Of note, there was a paucity of male participants in the current study. Although this gender associated genetic testing uptake has been previously reported (Manchanda, Loggenberg, et al., 2014), we can only speculate as to the reasons for this observation: the fact that the personal risk for developing cancer in men BRCA PSV carriers is substantially lower than it is for women, the fact that breast cancer is a both perceived and is overwhelmingly a feminine disease may play a major role in the low number of male participants in BRCA population‐based genotyping studies.

All posttest results disclosure sessions were done both in Uruguay and online, with an experienced onco‐geneticist (EF) in Israel. The sessions lasted about 45 minutes and were handled with the use of an interpreter for those who do not master the English language. The feedback from these three sessions was positive, emphasizing some lessons that COVID‐19 pandemic taught the medical community to expand the use of remote genetic counseling, including oncogenetics.

In conclusion, the rate of the most common AJ BRCA1 PSV (c.68_69del = 185delAG) is similar in the Uruguayan mostly Ashkenazi Jewish community as in other AJ communities world‐wide. The high enrollment rate is encouraging for expanding this preliminary study to more individuals of this ethnic origin in Uruguay. Moreover, the technological advantages enabling remote, posttest result disclosure on line, pave the way to an ongoing collaboration and exchange between Israeli and Uruguayan researchers focusing on hereditary cancer.

CONFLICT OF INTEREST

All authors declare that they have no conflict of interest.

AUTHOR CONTRIBUTIONS

Conception and design: E Friedman, N Artagaveytia, C Castillo, L Delgado. Administrative support: N Artagaveytia, N Camejo, C Castillo, E Friedman. Provision of patients: all authors Collection and assembly of data: N Camejo, C Castillo, N Artagaveytia, L Brignoni, E Friedman, Y Laitman. Data analysis and interpretation: all authors.
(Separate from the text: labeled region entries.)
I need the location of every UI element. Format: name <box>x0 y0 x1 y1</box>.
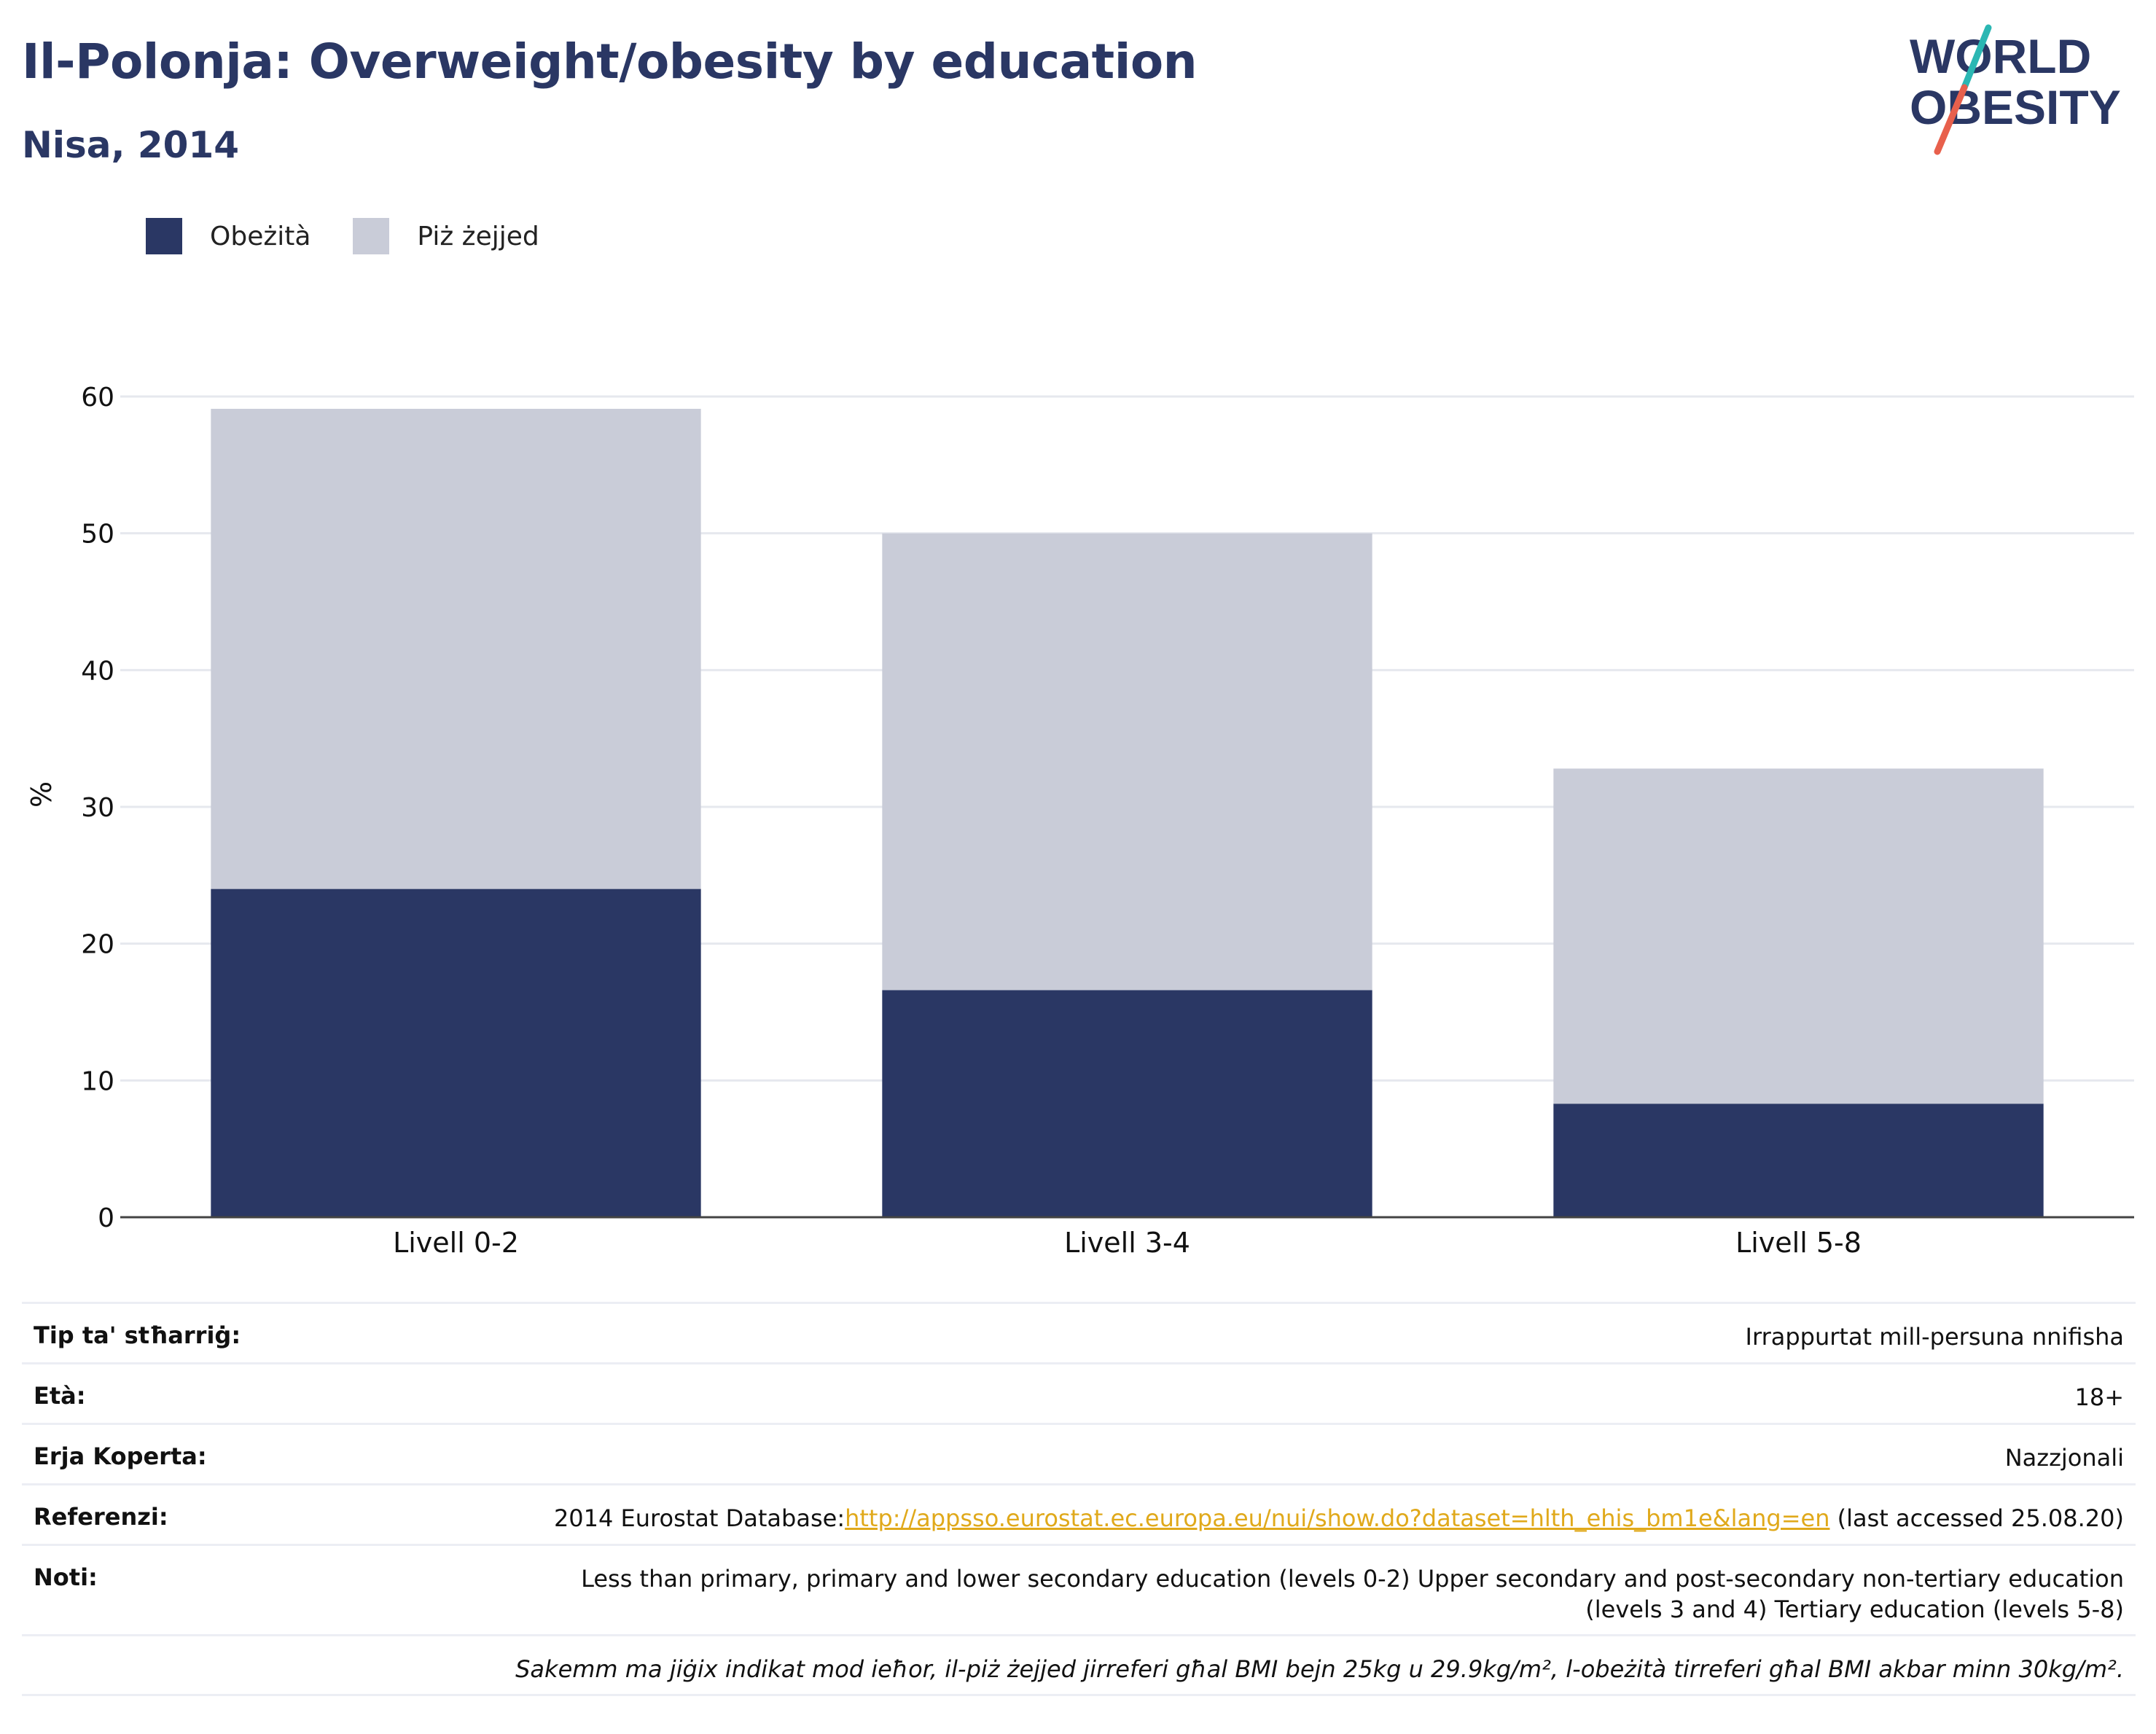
legend-label-obesity: Obeżità <box>210 221 311 251</box>
info-value-notes: Less than primary, primary and lower sec… <box>581 1563 2124 1634</box>
info-row-footnote: Sakemm ma jiġix indikat mod ieħor, il-pi… <box>22 1634 2136 1696</box>
page-title: Il-Polonja: Overweight/obesity by educat… <box>22 34 1198 90</box>
x-tick-label: Livell 0-2 <box>393 1227 519 1259</box>
footnote-text: Sakemm ma jiġix indikat mod ieħor, il-pi… <box>515 1655 2124 1683</box>
info-label-survey-type: Tip ta' stħarriġ: <box>34 1321 241 1349</box>
info-label-area: Erja Koperta: <box>34 1442 207 1470</box>
page-subtitle: Nisa, 2014 <box>22 124 240 166</box>
y-tick-label: 60 <box>81 383 114 413</box>
info-label-references: Referenzi: <box>34 1503 168 1531</box>
y-tick-label: 30 <box>81 793 114 823</box>
bar-overweight <box>1553 768 2044 1104</box>
x-tick-label: Livell 3-4 <box>1064 1227 1190 1259</box>
info-table: Tip ta' stħarriġ: Irrappurtat mill-persu… <box>22 1302 2136 1696</box>
notes-line-1: Less than primary, primary and lower sec… <box>581 1565 2124 1593</box>
info-label-age: Età: <box>34 1382 86 1410</box>
info-value-area: Nazzjonali <box>2004 1444 2124 1472</box>
reference-link[interactable]: http://appsso.eurostat.ec.europa.eu/nui/… <box>845 1504 1830 1532</box>
reference-prefix: 2014 Eurostat Database: <box>553 1504 845 1532</box>
logo-slash-bottom <box>1934 84 1968 155</box>
info-row-area: Erja Koperta: Nazzjonali <box>22 1423 2136 1483</box>
info-row-survey-type: Tip ta' stħarriġ: Irrappurtat mill-persu… <box>22 1302 2136 1362</box>
legend-swatch-overweight <box>353 218 390 254</box>
bar-obesity <box>211 889 701 1217</box>
logo-slash-top <box>1961 24 1992 91</box>
y-tick-label: 20 <box>81 930 114 960</box>
info-row-references: Referenzi: 2014 Eurostat Database:http:/… <box>22 1483 2136 1544</box>
y-tick-label: 40 <box>81 656 114 686</box>
x-tick-labels: Livell 0-2 Livell 3-4 Livell 5-8 <box>120 1216 2134 1259</box>
legend-swatch-obesity <box>146 218 182 254</box>
reference-suffix: (last accessed 25.08.20) <box>1829 1504 2124 1532</box>
legend-item-obesity[interactable]: Obeżità <box>146 218 310 254</box>
logo-text-obesity: OBESITY <box>1910 80 2121 134</box>
legend-label-overweight: Piż żejjed <box>417 221 539 251</box>
y-axis-label: % <box>26 781 58 808</box>
info-row-age: Età: 18+ <box>22 1362 2136 1423</box>
x-tick-label: Livell 5-8 <box>1735 1227 1862 1259</box>
info-label-notes: Noti: <box>34 1563 98 1591</box>
logo-text-world: WORLD <box>1910 29 2091 83</box>
info-value-survey-type: Irrappurtat mill-persuna nnifisha <box>1745 1323 2124 1351</box>
bar-obesity <box>882 990 1372 1217</box>
info-value-references: 2014 Eurostat Database:http://appsso.eur… <box>554 1503 2124 1544</box>
notes-line-2: (levels 3 and 4) Tertiary education (lev… <box>1585 1596 2124 1623</box>
bar-overweight <box>882 533 1372 991</box>
bar-obesity <box>1553 1104 2044 1217</box>
y-tick-label: 0 <box>98 1203 114 1233</box>
world-obesity-logo: WORLD OBESITY <box>1910 24 2121 155</box>
info-row-notes: Noti: Less than primary, primary and low… <box>22 1544 2136 1634</box>
chart-legend: Obeżità Piż żejjed <box>146 217 582 255</box>
bars <box>211 408 2044 1217</box>
y-tick-labels: 0 10 20 30 40 50 60 <box>81 383 114 1233</box>
legend-item-overweight[interactable]: Piż żejjed <box>353 218 539 254</box>
bar-overweight <box>211 408 701 889</box>
info-value-age: 18+ <box>2074 1383 2124 1411</box>
y-tick-label: 10 <box>81 1066 114 1096</box>
y-tick-label: 50 <box>81 520 114 550</box>
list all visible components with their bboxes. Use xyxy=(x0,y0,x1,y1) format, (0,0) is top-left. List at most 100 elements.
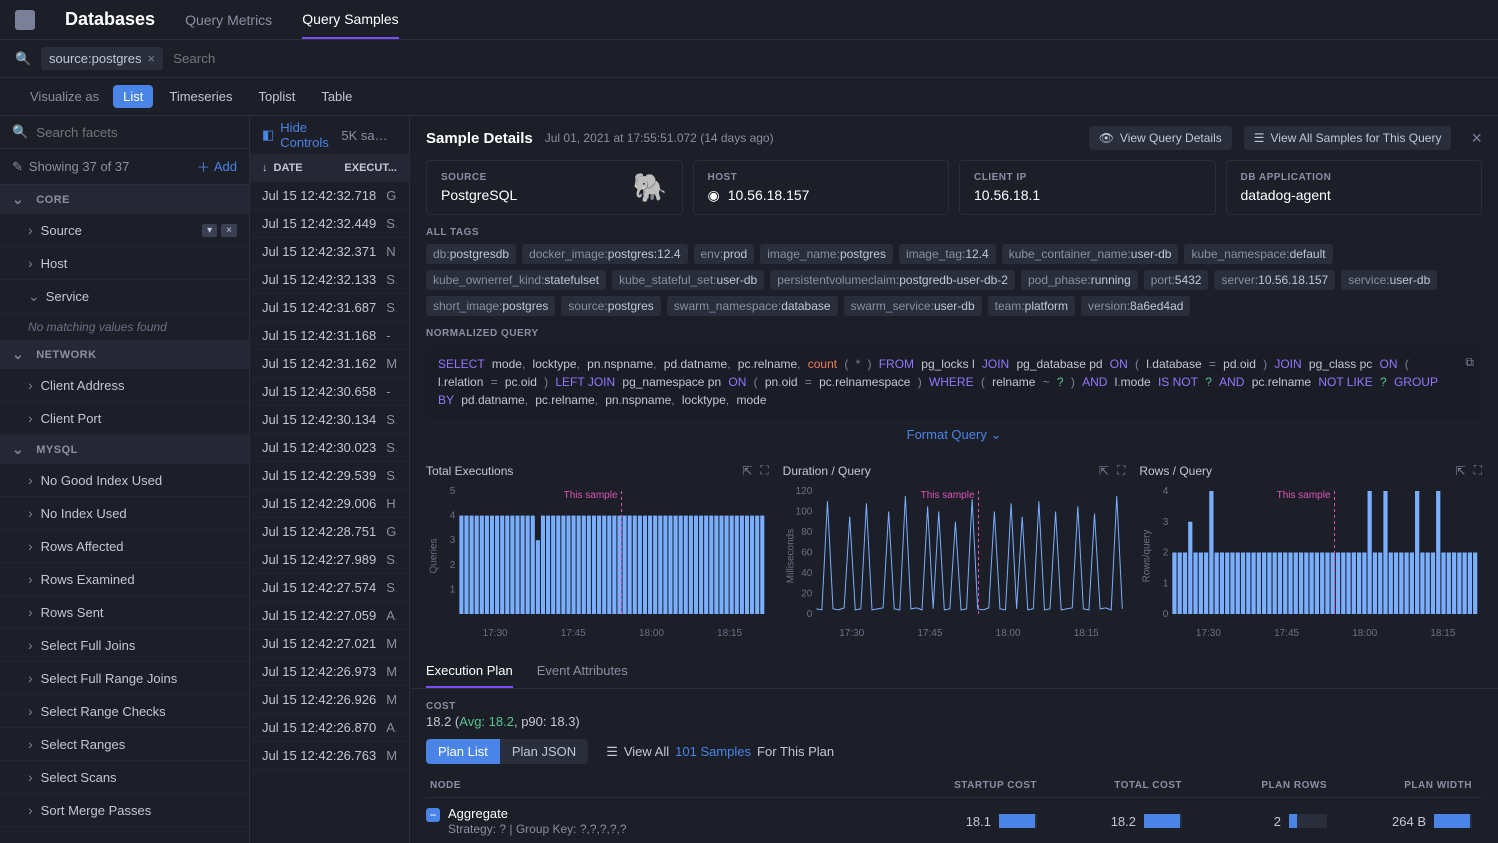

Manuscript writing, final approval of manuscript, and agreement to be accountable for all aspects of the work: all authors.

ETHICS STATEMENT

The study was conducted in accordance with international ethical standards for biomedical research: MERCOSUR guidelines on the regulation of clinical trials, the Declaration of Helsinki, and the research regulations approved by the National Ethics Commission in 2019. Patient anonymity was maintained in the statistical analyses, and approval for this study was obtained from the Ethics Committee of Hospital de Clínicas.